Existing public order powers include local injunctions to prevent nuisance or distress, and include powers of arrest as well as criminal behaviour orders for problem individuals. There are wide powers to prosecute assault and harassment in the Criminal Justice Act 1998, Protection Against Harassment Act 1997 and in the Public Order Act 1986. The police also have powers of dispersal under the Anti-Social Behaviour Act 2014 and the Public Order Act 1986.
Having noted the existence of such wide-ranging powers, it would be an unnecessarily draconian measure to institute ‘buffer zones’; this is especially the case given the lack of arrests, injunctions, and prosecutions of vigil attendees over decades of helping women.
Moreover, as civil rights groups have noted, the notion of ‘buffer zones’ is in direct contravention of the principle of ‘minimal criminalisation’. This principle holds that the state shouldn’t look to criminalise its citizens unnecessarily. I am deeply concerned that the state is looking to impose a ‘one size fits all’ approach to very particular circumstances all over the country. Furthermore, criminal charges should follow proven criminal behaviour, whereas ‘buffer zones’ risk criminalising thousands of citizens for otherwise legal actions.
So-called ‘buffer zones’ would violate many human rights all at once. The Human Rights Act 1998 guarantees the ability of all people to practise freedom of public assembly, freedom of speech freedom of religion, and freedom to share information. Buffer zones would compromise the exercise of those rights.

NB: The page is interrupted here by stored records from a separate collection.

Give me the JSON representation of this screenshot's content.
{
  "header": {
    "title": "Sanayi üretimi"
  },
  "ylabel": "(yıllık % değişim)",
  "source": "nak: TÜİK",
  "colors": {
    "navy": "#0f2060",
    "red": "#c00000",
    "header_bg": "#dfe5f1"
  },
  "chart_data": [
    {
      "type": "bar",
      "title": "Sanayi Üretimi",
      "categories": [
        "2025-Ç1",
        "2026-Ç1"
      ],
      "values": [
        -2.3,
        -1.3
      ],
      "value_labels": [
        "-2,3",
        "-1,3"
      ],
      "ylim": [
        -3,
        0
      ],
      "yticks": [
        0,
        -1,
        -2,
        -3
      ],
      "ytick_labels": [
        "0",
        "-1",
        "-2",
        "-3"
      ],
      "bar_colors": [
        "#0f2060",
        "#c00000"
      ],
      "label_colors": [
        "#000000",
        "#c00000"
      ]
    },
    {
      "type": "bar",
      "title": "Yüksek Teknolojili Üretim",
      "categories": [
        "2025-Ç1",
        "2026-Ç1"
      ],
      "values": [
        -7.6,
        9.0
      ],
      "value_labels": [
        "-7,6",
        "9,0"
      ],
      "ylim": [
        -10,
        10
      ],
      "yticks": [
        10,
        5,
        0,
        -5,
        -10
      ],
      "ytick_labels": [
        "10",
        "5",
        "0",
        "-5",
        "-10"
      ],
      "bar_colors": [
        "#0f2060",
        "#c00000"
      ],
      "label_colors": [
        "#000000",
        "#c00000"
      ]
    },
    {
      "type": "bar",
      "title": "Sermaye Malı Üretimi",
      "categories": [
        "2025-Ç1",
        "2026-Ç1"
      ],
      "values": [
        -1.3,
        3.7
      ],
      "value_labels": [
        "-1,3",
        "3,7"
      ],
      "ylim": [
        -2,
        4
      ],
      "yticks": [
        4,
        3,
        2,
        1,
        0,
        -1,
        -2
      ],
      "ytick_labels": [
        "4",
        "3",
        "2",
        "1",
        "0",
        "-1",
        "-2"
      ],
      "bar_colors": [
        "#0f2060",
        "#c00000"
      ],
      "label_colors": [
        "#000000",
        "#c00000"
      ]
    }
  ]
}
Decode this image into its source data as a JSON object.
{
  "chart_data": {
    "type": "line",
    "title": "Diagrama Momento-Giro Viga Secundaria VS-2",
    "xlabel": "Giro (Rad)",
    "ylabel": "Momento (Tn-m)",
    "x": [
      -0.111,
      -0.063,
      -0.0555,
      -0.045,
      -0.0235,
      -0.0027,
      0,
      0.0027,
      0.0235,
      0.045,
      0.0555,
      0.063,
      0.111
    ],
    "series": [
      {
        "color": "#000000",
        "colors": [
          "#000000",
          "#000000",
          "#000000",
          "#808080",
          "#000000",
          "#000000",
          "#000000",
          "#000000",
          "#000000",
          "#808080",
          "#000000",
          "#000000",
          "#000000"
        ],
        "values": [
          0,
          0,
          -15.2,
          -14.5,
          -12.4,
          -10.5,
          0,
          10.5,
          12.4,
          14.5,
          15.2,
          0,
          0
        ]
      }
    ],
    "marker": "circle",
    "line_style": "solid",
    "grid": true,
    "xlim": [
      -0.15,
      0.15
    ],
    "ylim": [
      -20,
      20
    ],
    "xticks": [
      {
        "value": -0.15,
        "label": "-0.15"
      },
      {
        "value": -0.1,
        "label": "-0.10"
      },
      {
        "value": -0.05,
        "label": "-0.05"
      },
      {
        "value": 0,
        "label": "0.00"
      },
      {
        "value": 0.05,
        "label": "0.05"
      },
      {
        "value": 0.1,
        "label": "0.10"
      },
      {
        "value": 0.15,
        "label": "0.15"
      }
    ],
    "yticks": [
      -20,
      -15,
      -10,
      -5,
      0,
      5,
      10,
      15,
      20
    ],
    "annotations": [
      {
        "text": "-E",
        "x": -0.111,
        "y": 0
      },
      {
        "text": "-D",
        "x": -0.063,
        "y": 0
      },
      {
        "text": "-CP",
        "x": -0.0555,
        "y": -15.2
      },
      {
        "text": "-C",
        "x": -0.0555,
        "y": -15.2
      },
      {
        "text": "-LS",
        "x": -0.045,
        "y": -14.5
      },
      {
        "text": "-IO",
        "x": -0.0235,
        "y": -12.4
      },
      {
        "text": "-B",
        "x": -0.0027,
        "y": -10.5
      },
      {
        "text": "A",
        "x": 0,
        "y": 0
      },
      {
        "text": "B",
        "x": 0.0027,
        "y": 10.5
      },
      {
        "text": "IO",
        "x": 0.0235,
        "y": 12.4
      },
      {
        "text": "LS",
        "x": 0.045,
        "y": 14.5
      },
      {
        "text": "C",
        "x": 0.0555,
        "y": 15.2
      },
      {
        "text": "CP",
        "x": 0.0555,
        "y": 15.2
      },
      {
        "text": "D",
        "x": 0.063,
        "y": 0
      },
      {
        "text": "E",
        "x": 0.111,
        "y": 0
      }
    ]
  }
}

‘Buffer zones’ would also be bad for democracy too. The right of free assembly of citizens, freedom of speech and the right to protest would all be violated by ‘buffer zones’. I agree with the judges in Handyside v UK: “Freedom of expression ... is applicable not only to "information" or "ideas" that are favourably received or regarded as inoffensive or as a matter of indifference, but also to those that offend, shock or disturb the State or any sector of the population. Such are the demands of that pluralism, tolerance and broadmindedness without which there is no "democratic society".
I note that the government’s recent policy announcements on the danger of safe spaces at universities would be contradicted by the introduction of ‘buffer zones’.
In summary, I believe the proposal to introduce so-called buffer zones to be unconstitutional, bad for society, violating of human rights, damaging to charitable outreach and based on little or no substantiated evidence. I wholeheartedly reject the proposal to introduce ‘buffer zones’.